🤖 AI Summary
This work addresses three energy-efficiency bottlenecks in multimodal inference services on GPUs caused by hardware-managed dynamic frequency scaling: inter-stage pipeline stalls due to dependency-induced idling, an inverse correlation between arithmetic intensity and operating frequency, and thermal throttling triggered by high arithmetic intensity. To jointly mitigate these issues without requiring hardware modifications, the authors propose Tri-serve, the first software-defined dynamic voltage and frequency scaling (DVFS) controller that co-optimizes arithmetic intensity, thermal throttling, and pipeline scheduling through a unified analytical model. Experimental evaluation on commercial GPUs demonstrates that Tri-serve improves energy efficiency by 22% while strictly preserving inference latency and throughput.
📝 Abstract
Multimodal model inference creates substantial energy demand with growing performance requirements. Within GPUs, power is autonomously managed by an on-board power management unit (PMU), which makes frequency boosting/throttling decisions. However, we find that these hardware-managed frequency decisions can cause significant power inefficiency.
This work identifies three classes of power inefficiencies within modern multimodal inference serving: (1) inter-stage dependency stalls run at near maximum frequency despite being idle; (2) anti-correlation between auto-boost frequency and arithmetic intensity (A.I.) results in compute-bound phases (e.g., prefill) running at lower frequency and vice versa; and (3) thermal throttling degrades SM frequency and throughput.

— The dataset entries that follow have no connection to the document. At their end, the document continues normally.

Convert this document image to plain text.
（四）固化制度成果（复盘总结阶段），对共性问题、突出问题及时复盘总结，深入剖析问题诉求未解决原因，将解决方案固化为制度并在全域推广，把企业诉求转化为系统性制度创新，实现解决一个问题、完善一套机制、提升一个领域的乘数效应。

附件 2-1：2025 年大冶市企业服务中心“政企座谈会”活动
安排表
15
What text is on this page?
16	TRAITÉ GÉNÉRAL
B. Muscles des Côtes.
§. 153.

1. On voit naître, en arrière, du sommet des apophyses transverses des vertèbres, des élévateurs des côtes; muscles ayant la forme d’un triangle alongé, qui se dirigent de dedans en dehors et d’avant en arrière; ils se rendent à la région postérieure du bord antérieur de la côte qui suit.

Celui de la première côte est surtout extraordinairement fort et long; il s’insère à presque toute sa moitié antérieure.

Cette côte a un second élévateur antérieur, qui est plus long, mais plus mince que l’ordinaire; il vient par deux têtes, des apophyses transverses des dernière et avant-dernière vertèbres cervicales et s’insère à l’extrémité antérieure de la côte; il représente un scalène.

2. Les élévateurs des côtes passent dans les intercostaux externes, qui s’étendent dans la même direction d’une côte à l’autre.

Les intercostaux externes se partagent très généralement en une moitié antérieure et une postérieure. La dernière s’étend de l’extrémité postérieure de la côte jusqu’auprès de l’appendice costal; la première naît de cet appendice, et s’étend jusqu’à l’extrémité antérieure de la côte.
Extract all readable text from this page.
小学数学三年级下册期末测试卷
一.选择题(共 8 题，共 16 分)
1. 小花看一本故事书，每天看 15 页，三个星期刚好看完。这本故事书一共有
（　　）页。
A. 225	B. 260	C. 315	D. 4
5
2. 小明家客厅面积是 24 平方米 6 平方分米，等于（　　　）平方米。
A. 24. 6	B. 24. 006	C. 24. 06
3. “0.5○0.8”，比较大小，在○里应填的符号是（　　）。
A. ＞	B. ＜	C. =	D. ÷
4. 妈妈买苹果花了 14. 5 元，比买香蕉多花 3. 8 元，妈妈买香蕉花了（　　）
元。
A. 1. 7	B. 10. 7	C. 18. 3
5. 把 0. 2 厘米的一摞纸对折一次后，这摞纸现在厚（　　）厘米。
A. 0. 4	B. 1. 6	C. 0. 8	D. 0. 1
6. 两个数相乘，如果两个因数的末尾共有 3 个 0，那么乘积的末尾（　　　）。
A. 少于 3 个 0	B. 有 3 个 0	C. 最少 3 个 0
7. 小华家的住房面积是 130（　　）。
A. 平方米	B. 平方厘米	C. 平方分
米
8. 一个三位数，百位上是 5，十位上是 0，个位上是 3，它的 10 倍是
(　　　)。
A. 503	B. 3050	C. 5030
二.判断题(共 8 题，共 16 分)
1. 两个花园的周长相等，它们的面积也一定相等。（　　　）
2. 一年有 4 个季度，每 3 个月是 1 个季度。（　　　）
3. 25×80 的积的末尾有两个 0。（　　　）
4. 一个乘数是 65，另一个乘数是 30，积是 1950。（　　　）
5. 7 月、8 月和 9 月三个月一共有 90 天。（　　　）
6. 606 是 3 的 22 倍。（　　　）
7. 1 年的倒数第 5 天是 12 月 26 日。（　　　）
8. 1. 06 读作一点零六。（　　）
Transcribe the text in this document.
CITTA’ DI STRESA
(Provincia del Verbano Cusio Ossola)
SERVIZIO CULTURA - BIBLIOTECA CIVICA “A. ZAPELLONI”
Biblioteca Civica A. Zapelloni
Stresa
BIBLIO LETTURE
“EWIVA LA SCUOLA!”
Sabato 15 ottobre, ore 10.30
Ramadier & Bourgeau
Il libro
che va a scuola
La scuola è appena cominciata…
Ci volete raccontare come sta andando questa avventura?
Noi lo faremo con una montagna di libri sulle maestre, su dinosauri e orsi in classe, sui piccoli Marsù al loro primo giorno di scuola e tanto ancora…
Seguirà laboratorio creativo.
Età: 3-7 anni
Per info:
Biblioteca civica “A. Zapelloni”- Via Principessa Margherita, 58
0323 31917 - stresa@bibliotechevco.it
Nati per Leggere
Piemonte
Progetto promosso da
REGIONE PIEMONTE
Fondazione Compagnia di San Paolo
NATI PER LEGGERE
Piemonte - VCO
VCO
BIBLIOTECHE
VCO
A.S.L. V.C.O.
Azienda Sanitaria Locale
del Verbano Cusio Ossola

We propose Tri-serve, a software-based DVFS controller that jointly accounts for three classes of inefficiency -- inter-stage Dependency stalls, the Arithmetic-intensity effect on frequency and power, and the Thermal-throttling effect of high A.I. phases -- to deliver energy-efficient multimodal serving on commodity GPUs. We show that Tri-serve achieves 22% energy efficiency improvement with no latency or throughput impacts.